Wikipedia listet mittlerweile zehn "fünfte Beatles" auf, aber Martin war quasi der "Studio-Beatle": Er war mit seinen Anteilen enorm wichtig und hat vor allem sehr viel zur technischen und musikalischen Entwicklung des Gesamtphänomens "Beatles-Sound" beigetragen.
Ließen sich denn die jungen Beatles so leicht beeinflussen?
Wir wissen, dass sie zumindest anfangs total beeindruckt waren. Auch wenn es ihnen ein bisschen suspekt war, dass der Mann bisher vor allem Komödianten und Jazzer produziert hatte. Dieser deutlich ältere Gentleman konnte Noten lesen und er wusste, sich musikalisch auszudrücken. Der kannte Instrumente, von denen die Beatles bis dahin noch nichts gehört hatten. George Martin war rundherum ein sehr erfahrener und ausgebildeter Musiker.
Die Alben der Beatles veränderten sich über die Jahre hinweg sehr deutlich. Welche Rolle hatte dabei George Martin?
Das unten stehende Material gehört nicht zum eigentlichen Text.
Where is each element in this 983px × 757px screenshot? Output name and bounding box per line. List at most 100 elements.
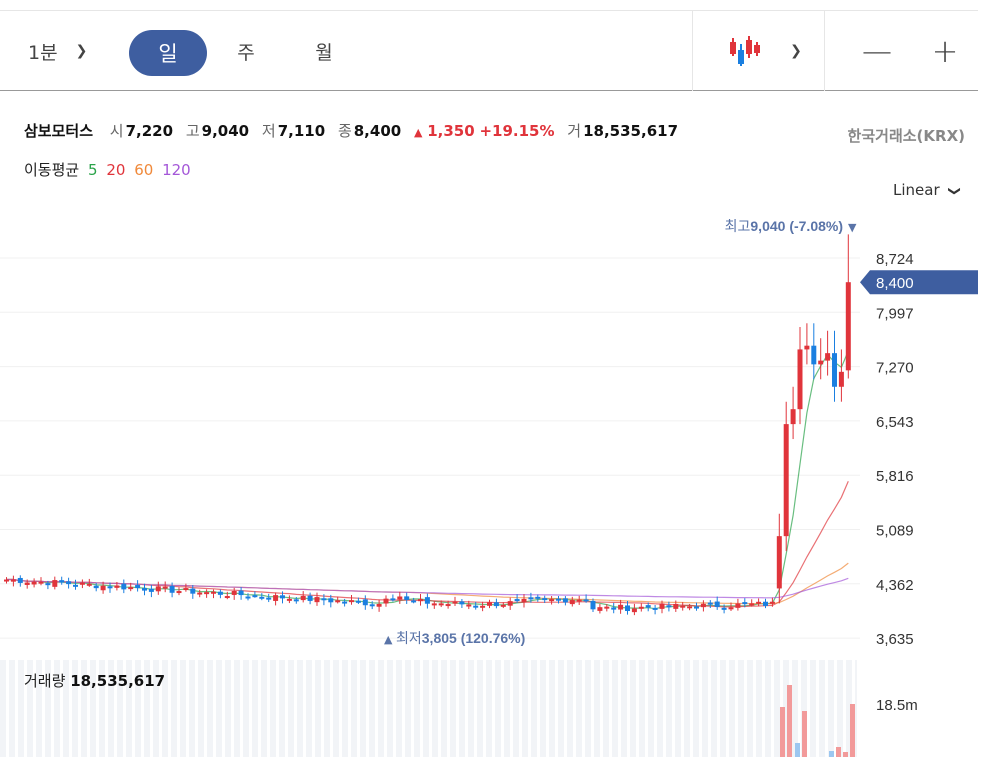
ma-5-label: 5 [87, 161, 98, 179]
candle-body [576, 599, 582, 602]
candle-body [342, 601, 348, 604]
candle-body [418, 599, 423, 602]
candle-body [535, 596, 541, 599]
chevron-down-icon: ❯ [790, 43, 802, 59]
ma-5-line [6, 350, 849, 610]
candle-body [114, 585, 120, 588]
price-axis-tick: 7,997 [876, 305, 914, 322]
candle-body [293, 599, 299, 602]
interval-dropdown[interactable]: 1분 ❯ [28, 11, 118, 91]
candle-body [100, 585, 106, 591]
price-chart[interactable]: 8,724 7,997 7,270 6,543 5,816 5,089 4,362 3,635… [0, 200, 983, 660]
candle-body [618, 604, 624, 610]
candle-body [611, 607, 617, 610]
price-gridlines [0, 257, 860, 639]
candle-body [735, 603, 741, 608]
high-annotation: 최고9,040 (-7.08%) [725, 218, 843, 234]
price-axis-tick: 5,816 [876, 468, 914, 485]
candle-body [514, 599, 520, 602]
candle-body [273, 595, 279, 601]
price-axis-tick: 6,543 [876, 414, 914, 431]
candle-body [721, 607, 727, 610]
low-label: 저 [261, 122, 276, 140]
tab-month[interactable]: 월 [315, 41, 333, 64]
price-axis-tick: 4,362 [876, 577, 914, 594]
candle-body [383, 598, 389, 604]
candle-body [445, 604, 451, 607]
candle-body [197, 592, 203, 595]
candle-body [211, 591, 216, 594]
scale-label: Linear [893, 181, 940, 199]
candle-body [4, 579, 9, 582]
candle-body [604, 606, 610, 609]
candle-body [763, 601, 768, 606]
zoom-out-button[interactable]: — [862, 33, 892, 69]
candle-body [369, 604, 375, 607]
candle-body [825, 353, 831, 361]
candle-body [31, 581, 37, 585]
price-axis-tick: 3,635 [876, 631, 914, 648]
candle-body [107, 586, 113, 589]
volume-bar [850, 704, 855, 757]
candle-body [556, 598, 561, 601]
candle-body [142, 588, 147, 591]
candle-body [66, 581, 72, 585]
chart-type-dropdown[interactable]: ❯ [710, 11, 820, 91]
scale-dropdown[interactable]: Linear ❯ [893, 181, 962, 199]
candle-body [728, 607, 734, 610]
candle-body [769, 601, 775, 604]
candle-body [493, 602, 499, 607]
tab-week[interactable]: 주 [237, 41, 255, 64]
candle-body [252, 595, 258, 598]
volume-bar [829, 751, 834, 757]
toolbar-divider [692, 11, 693, 91]
zoom-in-button[interactable]: + [931, 32, 959, 70]
candle-body [300, 595, 306, 601]
candle-body [790, 409, 796, 425]
volume-axis-tick: 18.5m [876, 697, 918, 714]
candle-body [459, 601, 465, 605]
candle-body [438, 603, 444, 606]
candle-body [17, 577, 23, 583]
candle-body [73, 584, 78, 587]
change-percent: +19.15% [479, 122, 555, 140]
candle-body [818, 360, 824, 365]
volume-bar [836, 747, 841, 757]
candle-body [155, 586, 161, 592]
tab-day[interactable]: 일 [129, 30, 207, 76]
candlestick-icon [730, 36, 761, 66]
candle-body [466, 604, 472, 607]
candle-body [86, 583, 92, 586]
high-value: 9,040 [201, 122, 250, 140]
candle-body [742, 602, 748, 605]
candle-body [638, 606, 644, 609]
candle-body [266, 597, 272, 600]
candle-body [549, 599, 555, 602]
volume-panel-value: 18,535,617 [70, 672, 166, 690]
candle-body [328, 598, 334, 603]
candle-body [404, 596, 410, 600]
candle-body [562, 598, 568, 603]
candle-body [390, 598, 396, 601]
volume-chart: 18.5m [780, 685, 918, 757]
volume-bar [780, 707, 785, 757]
candle-body [756, 601, 762, 604]
candle-body [307, 595, 313, 601]
candle-body [652, 607, 658, 610]
low-annotation: 최저3,805 (120.76%) [396, 630, 525, 646]
candle-body [280, 595, 285, 599]
candle-body [204, 592, 210, 595]
candle-body [700, 603, 706, 608]
candle-body [169, 585, 175, 593]
current-price-tag [860, 270, 978, 295]
stock-summary: 삼보모터스 시 7,220 고 9,040 저 7,110 종 8,400 ▲ 1,35… [24, 120, 686, 141]
volume-bar [843, 752, 848, 757]
up-triangle-icon: ▲ [384, 633, 393, 646]
interval-label: 1분 [28, 41, 58, 64]
moving-average-lines [6, 350, 849, 610]
candle-body [507, 601, 513, 606]
volume-value: 18,535,617 [583, 122, 679, 140]
chart-toolbar: 1분 ❯ 일 주 월 ❯ — + [0, 11, 978, 91]
chevron-down-icon: ❯ [75, 43, 88, 59]
candle-body [845, 282, 851, 371]
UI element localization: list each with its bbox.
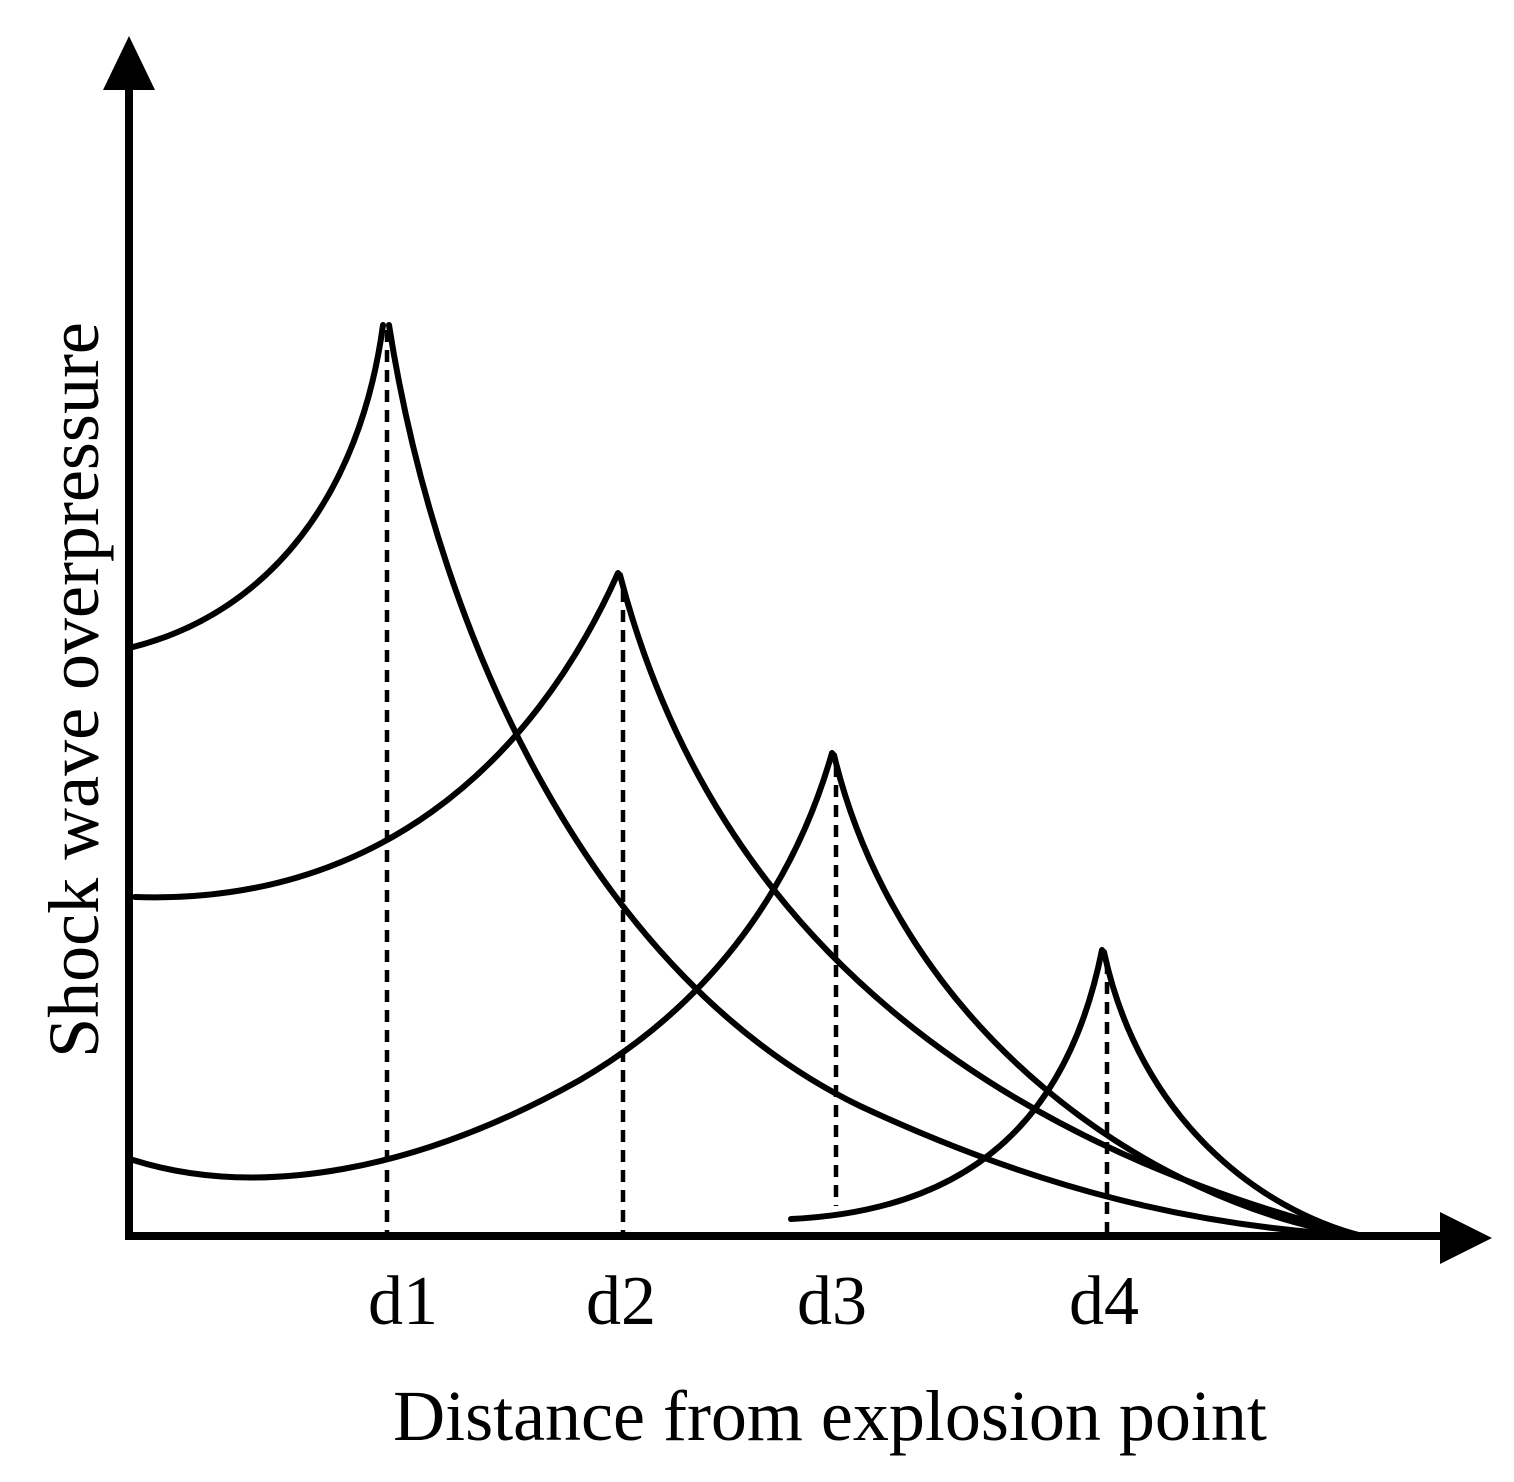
wave-curve-4-rise: [788, 947, 1105, 1222]
wave-curve-1-rise: [130, 322, 386, 650]
wave-curve-2-rise: [132, 570, 621, 901]
x-tick-label-d4: d4: [1069, 1263, 1139, 1340]
x-tick-label-d2: d2: [586, 1263, 656, 1340]
wave-curve-3-decay: [831, 752, 1363, 1239]
wave-curve-3-rise: [130, 750, 835, 1181]
wave-curves: [130, 322, 1371, 1239]
wave-curve-1-decay: [386, 322, 1371, 1239]
wave-curve-4-decay: [1101, 949, 1365, 1239]
x-axis-arrowhead: [1440, 1212, 1492, 1264]
reference-lines: [384, 330, 1110, 1234]
y-axis-arrowhead: [103, 36, 155, 90]
axes: [103, 36, 1492, 1264]
wave-curve-2-decay: [617, 572, 1365, 1239]
x-tick-labels: d1 d2 d3 d4: [368, 1263, 1139, 1340]
x-tick-label-d3: d3: [797, 1263, 867, 1340]
y-axis-title: Shock wave overpressure: [34, 322, 114, 1058]
x-tick-label-d1: d1: [368, 1263, 438, 1340]
x-axis-title: Distance from explosion point: [393, 1376, 1267, 1456]
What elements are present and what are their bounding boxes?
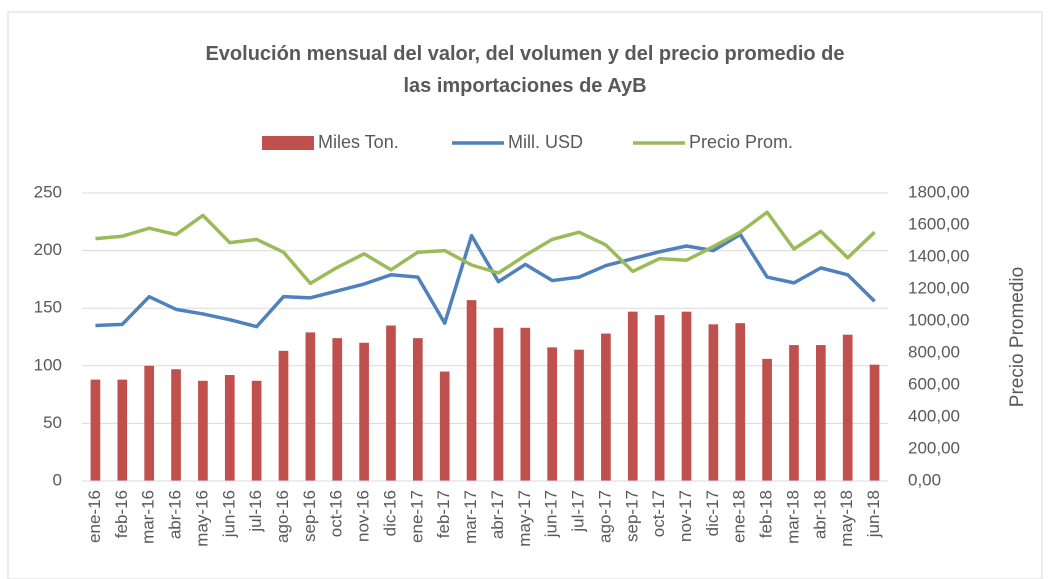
y-tick-label: 150	[34, 298, 62, 317]
y2-tick-label: 1000,00	[908, 310, 969, 329]
bar	[574, 349, 584, 481]
bar	[815, 345, 826, 481]
y2-tick-label: 600,00	[908, 374, 960, 393]
legend-label: Mill. USD	[508, 132, 583, 152]
bar	[601, 333, 611, 481]
y-tick-label: 250	[34, 182, 62, 201]
y-tick-label: 100	[34, 355, 62, 374]
y-tick-label: 0	[53, 470, 62, 489]
bar	[493, 327, 504, 481]
y2-tick-label: 1600,00	[908, 214, 969, 233]
y2-tick-label: 1400,00	[908, 246, 969, 265]
y2-tick-label: 800,00	[908, 342, 960, 361]
x-tick-label: mar-18	[783, 490, 802, 544]
y2-tick-label: 0,00	[908, 470, 941, 489]
x-tick-label: oct-17	[649, 490, 668, 537]
x-tick-label: dic-16	[380, 490, 399, 536]
bar	[412, 338, 423, 481]
chart-border	[7, 11, 1043, 579]
bar	[869, 364, 880, 481]
x-tick-label: nov-17	[676, 490, 695, 542]
x-tick-label: jun-18	[864, 490, 883, 538]
x-tick-label: abr-18	[810, 490, 829, 539]
bar	[171, 369, 181, 481]
y-tick-label: 50	[43, 413, 62, 432]
x-tick-label: nov-16	[354, 490, 373, 542]
y-tick-label: 200	[34, 240, 62, 259]
y2-tick-label: 400,00	[908, 406, 960, 425]
bar	[386, 325, 396, 481]
bar	[789, 345, 799, 481]
x-tick-label: ago-16	[273, 490, 292, 543]
x-tick-label: abr-17	[488, 490, 507, 539]
y2-axis-label: Precio Promedio	[1007, 267, 1028, 407]
bar	[332, 338, 343, 481]
y2-tick-label: 1200,00	[908, 278, 969, 297]
x-tick-label: mar-17	[461, 490, 480, 544]
bar	[144, 365, 155, 481]
chart-title: Evolución mensual del valor, del volumen…	[205, 43, 845, 97]
bar	[520, 327, 531, 481]
bar	[439, 371, 450, 481]
bar	[762, 358, 772, 481]
y2-tick-label: 200,00	[908, 438, 960, 457]
x-tick-label: feb-18	[757, 490, 776, 538]
bar	[90, 379, 101, 481]
x-tick-label: feb-16	[112, 490, 131, 538]
x-tick-label: dic-17	[703, 490, 722, 536]
legend-swatch	[262, 136, 314, 150]
x-tick-label: feb-17	[434, 490, 453, 538]
bar	[117, 379, 128, 481]
legend-label: Miles Ton.	[318, 132, 399, 152]
bar	[735, 323, 746, 481]
bar	[278, 350, 289, 481]
x-tick-label: oct-16	[327, 490, 346, 537]
bar	[305, 332, 316, 481]
x-tick-label: jul-16	[246, 490, 265, 533]
bar	[681, 311, 692, 481]
x-tick-label: jul-17	[569, 490, 588, 533]
bar	[466, 300, 477, 481]
x-tick-label: sep-17	[622, 490, 641, 542]
x-tick-label: ene-16	[85, 490, 104, 543]
x-tick-label: ago-17	[595, 490, 614, 543]
x-tick-label: jun-17	[542, 490, 561, 538]
x-tick-label: abr-16	[166, 490, 185, 539]
x-tick-label: may-16	[192, 490, 211, 547]
y2-tick-label: 1800,00	[908, 182, 969, 201]
x-tick-label: jun-16	[219, 490, 238, 538]
bar	[359, 342, 369, 481]
bar	[198, 380, 208, 481]
line-series	[95, 232, 876, 329]
bar	[251, 380, 262, 481]
x-tick-label: ene-18	[730, 490, 749, 543]
bar	[627, 311, 638, 481]
bar	[708, 324, 719, 481]
bar	[654, 315, 665, 481]
line-series	[95, 210, 876, 286]
x-tick-label: mar-16	[139, 490, 158, 544]
bar	[224, 375, 235, 481]
x-tick-label: sep-16	[300, 490, 319, 542]
bar	[547, 347, 558, 481]
x-tick-label: ene-17	[407, 490, 426, 543]
bar	[842, 334, 853, 481]
x-tick-label: may-18	[837, 490, 856, 547]
legend-label: Precio Prom.	[689, 132, 793, 152]
x-tick-label: may-17	[515, 490, 534, 547]
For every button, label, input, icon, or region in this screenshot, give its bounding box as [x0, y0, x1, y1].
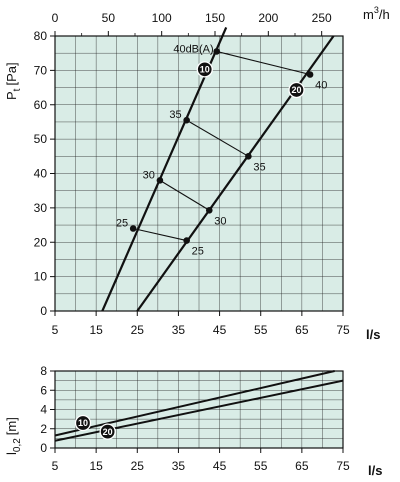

Er hat dabei eine ganz entscheidende Rolle gespielt. Heute sind auch ein paar kritische Stimmen aus der damaligen Zeit bekannt. Manche sagen: "The Beatles destroyed Rock 'n' Roll" - die Beatles hätten also den Rock 'n' Roll als eine unbekümmerte und lockere Art des Musikmachens zerstört. Denn die 1950er mischten alles zusammen: weiße und schwarze Musiktradition, Country, Folk und Blues. Diese Vorgehensweise haben die Beatles - mit Unterstützung von George Martin - nach und nach intellektualisiert. Und dabei hatte George Martin eine ganz entscheidende Rolle gespielt.
Wie kann man sich das vorstellen?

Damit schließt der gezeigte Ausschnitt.